Tears came hot under her lids, the first she had shed since that night. They streamed shamelessly down her cheeks and onto the sheer clinging dress. All pose—and she had grown used to posing even to herself—slid from [60] ]her. Her poise slipped with it. The great Parsinova became just a lonely, huddled heap of a girl.
She lay so, whispering his name shamelessly into the darkness when suddenly it seemed that she was being lifted and drawn into the big chair. It was like embarking into some dreamland of her own making. She held her breath, choked with the fear that she might shatter it. The caress upon her hair, arms closing round her, lips seeking hers! It was not until she had the actual sense of a rough coat against her cheek that, galvanized with terror, she started up and backed toward the floor lamp that stood at one side of the fireplace.
The soft light went up.
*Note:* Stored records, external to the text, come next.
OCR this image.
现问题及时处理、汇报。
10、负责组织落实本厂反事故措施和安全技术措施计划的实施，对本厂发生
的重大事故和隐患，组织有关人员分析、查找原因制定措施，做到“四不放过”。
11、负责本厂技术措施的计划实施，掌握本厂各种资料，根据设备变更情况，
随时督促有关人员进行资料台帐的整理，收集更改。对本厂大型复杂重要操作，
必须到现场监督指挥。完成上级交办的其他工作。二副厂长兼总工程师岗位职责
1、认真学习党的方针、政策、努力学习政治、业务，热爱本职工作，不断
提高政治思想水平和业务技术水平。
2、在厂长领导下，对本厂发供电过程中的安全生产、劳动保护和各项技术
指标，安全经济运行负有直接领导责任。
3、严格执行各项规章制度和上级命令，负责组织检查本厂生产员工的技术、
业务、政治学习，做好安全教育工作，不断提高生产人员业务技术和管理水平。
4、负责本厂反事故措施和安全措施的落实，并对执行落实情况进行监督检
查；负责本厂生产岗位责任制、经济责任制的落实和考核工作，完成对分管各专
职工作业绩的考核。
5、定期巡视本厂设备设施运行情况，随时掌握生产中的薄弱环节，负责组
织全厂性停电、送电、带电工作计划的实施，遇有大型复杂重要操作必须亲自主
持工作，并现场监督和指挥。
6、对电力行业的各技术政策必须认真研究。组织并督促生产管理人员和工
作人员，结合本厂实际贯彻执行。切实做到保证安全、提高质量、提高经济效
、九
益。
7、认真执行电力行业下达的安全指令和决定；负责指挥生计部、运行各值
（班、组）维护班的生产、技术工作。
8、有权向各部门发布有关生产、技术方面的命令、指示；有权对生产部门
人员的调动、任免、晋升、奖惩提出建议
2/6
Hubert Randolph was sitting there! It was impossible of course! Slowly she went toward him, reached out a hand, touched his arm.
He laughed. “Oh, I’m real enough!”
She forgot her accent. At that moment she could not have assumed it even though the future, though life itself, depended on it. “But how—how—”
“I’ve been waiting for you since eleven-thirty,” he put in, apparently not noticing the difference. “I concluded I was entitled at least to a ‘good-by’ from the woman I love.”
She gazed at him silently a moment and then because her heart and throat were full, she voiced a triviality. “How did you get in?”
“Your little old woman! I bribed her. I’d had an idea I could go away without seeing you. Well, I couldn’t, that’s all.”